Kapitalist Demokrasi: Dünya Nüfusunun Yüzde 1’i Servetin Üçte İkisine Sahip
16 Ocak 2023

Kapitalist Demokrasi: Dünya Nüfusunun Yüzde 1’i Servetin Üçte İkisine Sahip

Köklü Değişim Medya

Uluslararası insani yardım kuruluşu Oxfam’ın yayınladığı yeni raporda, dünyanın en zengin yüzde 1'lik kesimi, 2020'den bu yana ortaya çıkan 42 trilyon dolarlık yeni global servetin yaklaşık üçte ikisini aldığını açıkladı.

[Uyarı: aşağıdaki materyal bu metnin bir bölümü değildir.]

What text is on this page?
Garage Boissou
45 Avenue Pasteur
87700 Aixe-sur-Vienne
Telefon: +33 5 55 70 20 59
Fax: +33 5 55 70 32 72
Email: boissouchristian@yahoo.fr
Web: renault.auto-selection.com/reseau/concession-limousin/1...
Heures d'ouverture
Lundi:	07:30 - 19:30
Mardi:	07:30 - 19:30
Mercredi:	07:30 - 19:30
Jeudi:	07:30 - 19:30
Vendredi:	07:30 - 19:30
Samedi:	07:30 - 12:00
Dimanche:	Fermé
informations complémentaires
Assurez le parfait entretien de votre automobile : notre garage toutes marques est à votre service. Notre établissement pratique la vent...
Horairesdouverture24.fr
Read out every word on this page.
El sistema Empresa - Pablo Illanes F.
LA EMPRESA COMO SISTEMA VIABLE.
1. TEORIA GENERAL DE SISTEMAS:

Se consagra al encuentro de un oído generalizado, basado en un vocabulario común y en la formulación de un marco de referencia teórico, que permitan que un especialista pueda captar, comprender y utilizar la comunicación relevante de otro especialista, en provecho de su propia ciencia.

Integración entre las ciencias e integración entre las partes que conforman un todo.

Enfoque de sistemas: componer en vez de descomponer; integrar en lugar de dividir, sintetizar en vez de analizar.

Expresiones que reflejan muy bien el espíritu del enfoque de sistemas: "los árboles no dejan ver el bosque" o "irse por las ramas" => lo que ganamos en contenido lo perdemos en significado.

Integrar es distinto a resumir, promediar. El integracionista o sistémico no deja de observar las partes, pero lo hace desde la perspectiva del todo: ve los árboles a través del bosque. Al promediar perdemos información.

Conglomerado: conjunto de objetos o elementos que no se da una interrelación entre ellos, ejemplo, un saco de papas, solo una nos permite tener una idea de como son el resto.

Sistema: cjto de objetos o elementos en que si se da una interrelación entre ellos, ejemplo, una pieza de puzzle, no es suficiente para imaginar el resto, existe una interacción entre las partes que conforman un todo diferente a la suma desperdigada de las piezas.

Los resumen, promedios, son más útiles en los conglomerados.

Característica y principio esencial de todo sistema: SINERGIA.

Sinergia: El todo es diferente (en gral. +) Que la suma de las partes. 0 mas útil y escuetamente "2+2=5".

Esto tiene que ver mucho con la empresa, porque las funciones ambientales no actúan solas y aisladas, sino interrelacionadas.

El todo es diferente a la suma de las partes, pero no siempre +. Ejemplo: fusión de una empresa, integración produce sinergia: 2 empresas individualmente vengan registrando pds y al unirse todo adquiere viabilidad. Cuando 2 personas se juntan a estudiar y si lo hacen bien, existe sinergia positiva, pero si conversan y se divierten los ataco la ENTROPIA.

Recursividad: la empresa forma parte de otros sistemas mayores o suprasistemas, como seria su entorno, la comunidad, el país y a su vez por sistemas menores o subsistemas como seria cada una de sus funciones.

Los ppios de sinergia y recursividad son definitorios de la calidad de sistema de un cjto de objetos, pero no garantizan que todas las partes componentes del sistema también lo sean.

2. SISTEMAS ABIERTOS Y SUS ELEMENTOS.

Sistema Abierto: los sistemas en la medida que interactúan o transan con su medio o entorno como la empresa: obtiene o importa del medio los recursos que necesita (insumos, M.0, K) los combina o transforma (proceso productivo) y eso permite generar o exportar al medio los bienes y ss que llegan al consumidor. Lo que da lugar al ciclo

Oxfam'ın Pazartesi günü yayınlanan “En Zenginlerin Hayatta Kalması” raporuna göre en zenginlerin aldığı pay, dünya nüfusunun en alttaki yüzde 99'unun aldığı miktarın neredeyse iki katı oldu.

Rapora göre milyarderlerin serveti günde 2,7 milyar dolar arttı. Bu da kişi başı saniyede 150 bin dolara denk geliyor.

Dünyaya egemen laik kapitalist demokratik nizam, dünyada düzeni bozarak çoğunluğu sefalete mahkûm ederken, bir avuç azınlığın ise zenginleştirmeye devam ediyor. Seçimlerde seçtiklerini destekleyerek halkın önüne çıkaran ve iktidara taşıyıp, istedikleri kanunları çıkartan azınlığın tahakkümündeki dünyada ekonomik krizler, savaşlar ve kaos hüküm sürüyor.

Oxfam, en iyi durumda olanların 2021'in sonuna kadar 26 trilyon dolar yeni serveti, kişisel servetlerine eklediğini söyledi.

Oxfam, dünyadaki multi-milyonerlere ve milyarderlere uygulanan yüzde 5'lik bir verginin yılda 1,7 trilyon dolar toplayabileceğini ve bunun 2 milyar insanı yoksulluktan kurtarmaya yeteceğini de ifade etti.

"Sıradan insanlar yemek gibi temel ihtiyaçlar için günlük fedakarlıklar yaparken, süper zenginler en çılgın hayallerini bile aştılar" diyen Oxfam International'ın Yönetici Direktörü Gabriela Bucher, "sadece iki yıl içinde, bu on yıl milyarderler için şimdiye kadarki en iyisi olacak şekilde şekilleniyor. Süper zenginleri ve büyük şirketleri vergilendirmek, günümüzün üst üste binen krizlerinden çıkış kapısıdır. Süper zenginler için kırk yıllık vergi indirimleri, yükselen bir dalganın tüm gemileri kaldırmadığını, sadece süper yatları kaldırdığını gösterdi." dedi.

Zenginlerin kazandığı paradan fakirlerin hakkını alarak dağıtan İslam nizamının kaldırıldığı ve laik kapitalist nizamın tatbik edildiği Türkiye’de de durum bu şekilde. Seçimlerde destekledikleri yönetimlerin müdahale edemediği zengin azınlığın elinde servet sınırsızca birikiyor. İktidarları yönlendiren bu zenginlerden vergi de usulüne göre toplanamıyor ya da af çıkarılarak korunuyor. Çalışanların maaşlarından eline geçmeden kesilen vergiler ile mal ve hizmetlerden alınan dolaylı vergilerle devletler hazinelerini doldurma işini halkın sırtına yüklüyor. Kapitalist demokrasi de bu şekilde adaletsiz gelir dağılımı ile dünya çapında dengeyi ve düzeni bozuyor. 2021 yılında yapılan bir araştırmaya göre, Türkiye'de 55 milyar dolarlık bir zekat potansiyeli bulunuyor. İslam iktisat nizamı uygulandığında devlet eliyle her sene toplanacak bu tutar fakirlere dağıtıldığında geçim sıkıntısı çeken fakir kalmayacağı biliniyor. Dünya çapında ise zenginlerin servetlerine düşen pay ise 10 trilyon doları buluyor. Fakat egemen olan kapitalist iktisat nizamı sayesinde servetlerin çoğu ya borsada ya da banka faizinde katlanarak büyüyor. Bu şekilde servetler ne üretime yönleniyor ne de fakirin hakkı devletler tarafından dağıtılıyor.